Now you’re among a small circle of extraordinary athletes who have faced testicular cancer. Did the most famous one contact you?

Lance Armstrong did text me. He was very nice to reach out and do that.

What did he say?

Just thinking about you, be strong, you’ll get through this.

Also, two weeks before the 2008 US Olympic Swimming Trials, Eric Shanteau learned that he had testicular cancer. He made the tough decision to delay surgery until after Beijing. Four years later, you won Olympic gold together in the 4x100 medley relay in London. Have you two spoken?

I spoke to Eric at length. He was very helpful. Hearing his experience – especially from someone who was the same level as me [athletically] was REALLY important because there is not a whole lot you can find online about that. That’s what I was looking for. He also gave me peace of mind.

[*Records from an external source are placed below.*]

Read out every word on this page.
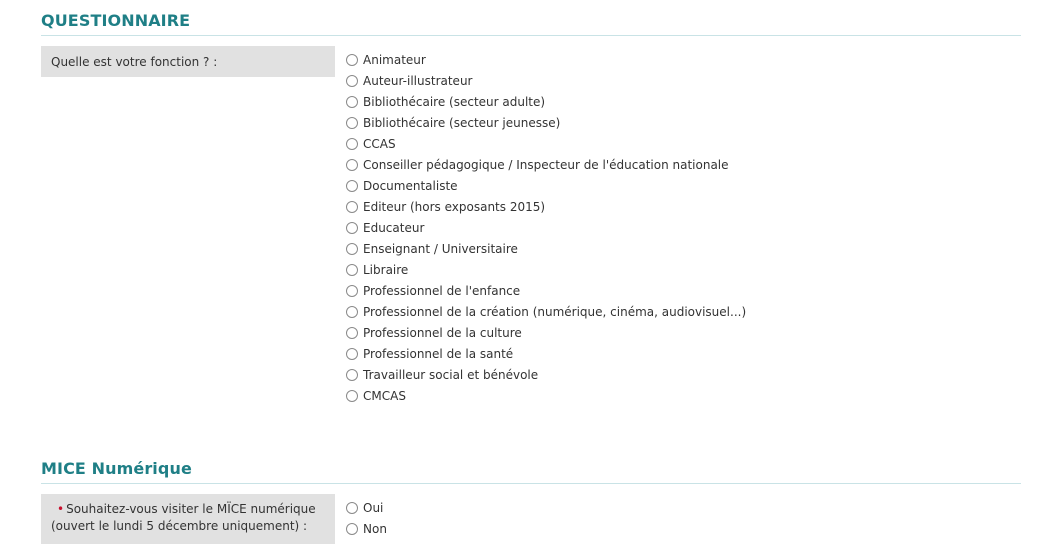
QUESTIONNAIRE
Quelle est votre fonction ? :	Animateur
Auteur-illustrateur
Bibliothécaire (secteur adulte)
Bibliothécaire (secteur jeunesse)
CCAS
Conseiller pédagogique / Inspecteur de l'éducation nationale
Documentaliste
Editeur (hors exposants 2015)
Educateur
Enseignant / Universitaire
Libraire
Professionnel de l'enfance
Professionnel de la création (numérique, cinéma, audiovisuel...)
Professionnel de la culture
Professionnel de la santé
Travailleur social et bénévole
CMCAS
MICE Numérique
• Souhaitez-vous visiter le MÏCE numérique
(ouvert le lundi 5 décembre uniquement) :
Oui
Non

He had one of his best seasons shortly after he had his orchiectomy [tumour removal]. I was like, ‘Great! That’s what I want to hear!’ But even beyond Eric, so much of the reason I went public with this is that so many people get this diagnosis and they feel so incredibly alone. Most blogs and stories of others who have gone through this end with either, ‘Hey, I just had surgery and I’m all good’ or ‘I had chemo and now I’m all good,’ and to see that is important because it gives you an end point. Whereas when you’re in the middle of it, you’re watching the clock minute by minute waiting for your pathology report or wishing that someone else cancels his surgery so they can move yours up a few days because you have this thing growing inside you that is uncontrollable. It’s a horrible feeling. Or you’re thinking about family-planning issues that arise if you ever have to do chemo. And, unfortunately, you have time to think about all that. As fast as the medical system moved with me, the minute after I had the ultrasound I would have loved to have dropped everything and said, ‘Cut me open and get this thing out of me.’

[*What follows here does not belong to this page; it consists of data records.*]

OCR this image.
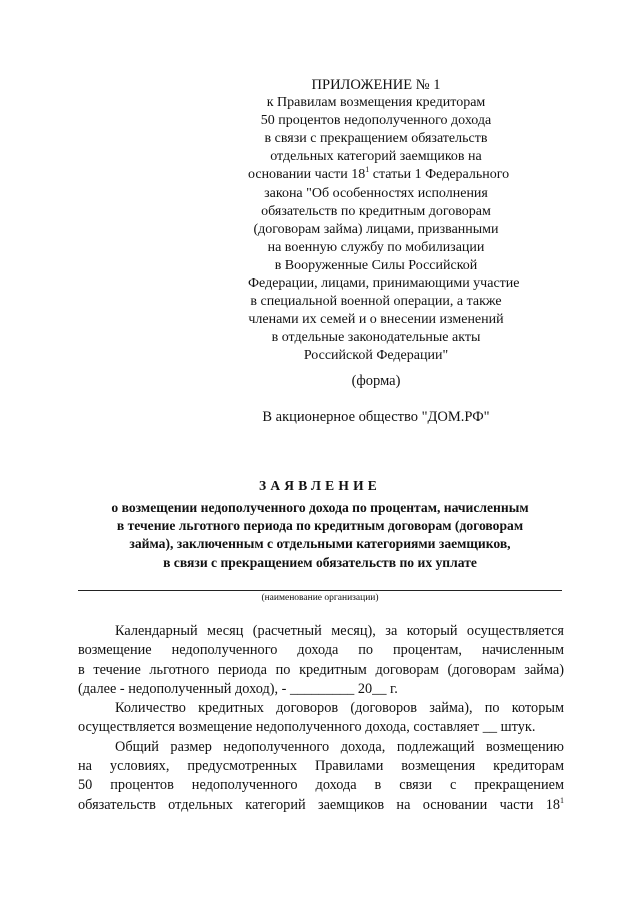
ПРИЛОЖЕНИЕ № 1
к Правилам возмещения кредиторам
50 процентов недополученного дохода
в связи с прекращением обязательств
отдельных категорий заемщиков на
основании части $18^1$ статьи 1 Федерального
закона "Об особенностях исполнения
обязательств по кредитным договорам
(договорам займа) лицами, призванными
на военную службу по мобилизации
в Вооруженные Силы Российской
Федерации, лицами, принимающими участие
в специальной военной операции, а также
членами их семей и о внесении изменений
в отдельные законодательные акты
Российской Федерации"
(форма)
В акционерное общество "ДОМ.РФ"
ЗАЯВЛЕНИЕ
о возмещении недополученного дохода по процентам, начисленным
в течение льготного периода по кредитным договорам (договорам
займа), заключенным с отдельными категориями заемщиков,
в связи с прекращением обязательств по их уплате
(наименование организации)
Календарный месяц (расчетный месяц), за который осуществляется
возмещение недополученного дохода по процентам, начисленным
в течение льготного периода по кредитным договорам (договорам займа)
(далее - недополученный доход), - _________ 20__ г.
Количество кредитных договоров (договоров займа), по которым
осуществляется возмещение недополученного дохода, составляет __ штук.
Общий размер недополученного дохода, подлежащий возмещению
на условиях, предусмотренных Правилами возмещения кредиторам
50 процентов недополученного дохода в связи с прекращением
обязательств отдельных категорий заемщиков на основании части $18^1$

“How important it is to recognise that you have limited time”

Then, this February, Ethan Gogulski, a promising backstroker at Texas A&M, was diagnosed with testicular cancer.

Right. I talked to him, actually. I was ahead of him by a couple months, so I kind of knew where he was at.

What did you say to Ethan?

Similar to what Eric had offered me, ‘Hey if you have any questions, feel free to reach out.’ Also, like Eric conveyed to me, ‘I understand how much work you put into your season to get ready to swim fast. This just throws it off a little. There’s still time.’ He’s a freshman. ‘You will have plenty of time to make sure to get really fast times and score at NCAAs.’ Just keeping everything in perspective.

Last question: I don’t know if you’ve thought about this, but what have you learned about yourself in the last couple of months?

Oh, I’m still learning.

Any new realisations at least?

How important it is to recognise that you have limited time. Just a disclaimer, no doctor ever told me that the prognosis was bad. Every one of them was very straightforward in saying you have anywhere from a 97-99% chance of a five-year survival rate and, beyond that, most people don’t have any side effects. I’m very thankful for that. But even so, you still have to sit down, talk to a doctor, and as they’re looking at you, hear them say, ‘You have cancer.’ That makes your mind go to all sorts of crazy places. Now I have an understanding of how delicate life is – or a better understanding than I did six months ago. And I feel blessed because many people don’t have the opportunity to come to that understanding: that we definitely have limited time here. It’s not like I’m suddenly a heathen doing crazy things to enjoy it, but the time that I got to spend with my mom, for instance, was really special to me. She and my dad came down [from Washington] and stayed at my house. I cannot remember the last time we spent so much time together. It wasn’t like we had to run around and do a million different errands. It was like, no, we get to really enjoy each other’s company – whether it was re-living memories or just sitting on the same couch and reading a book together. That meant a lot to me.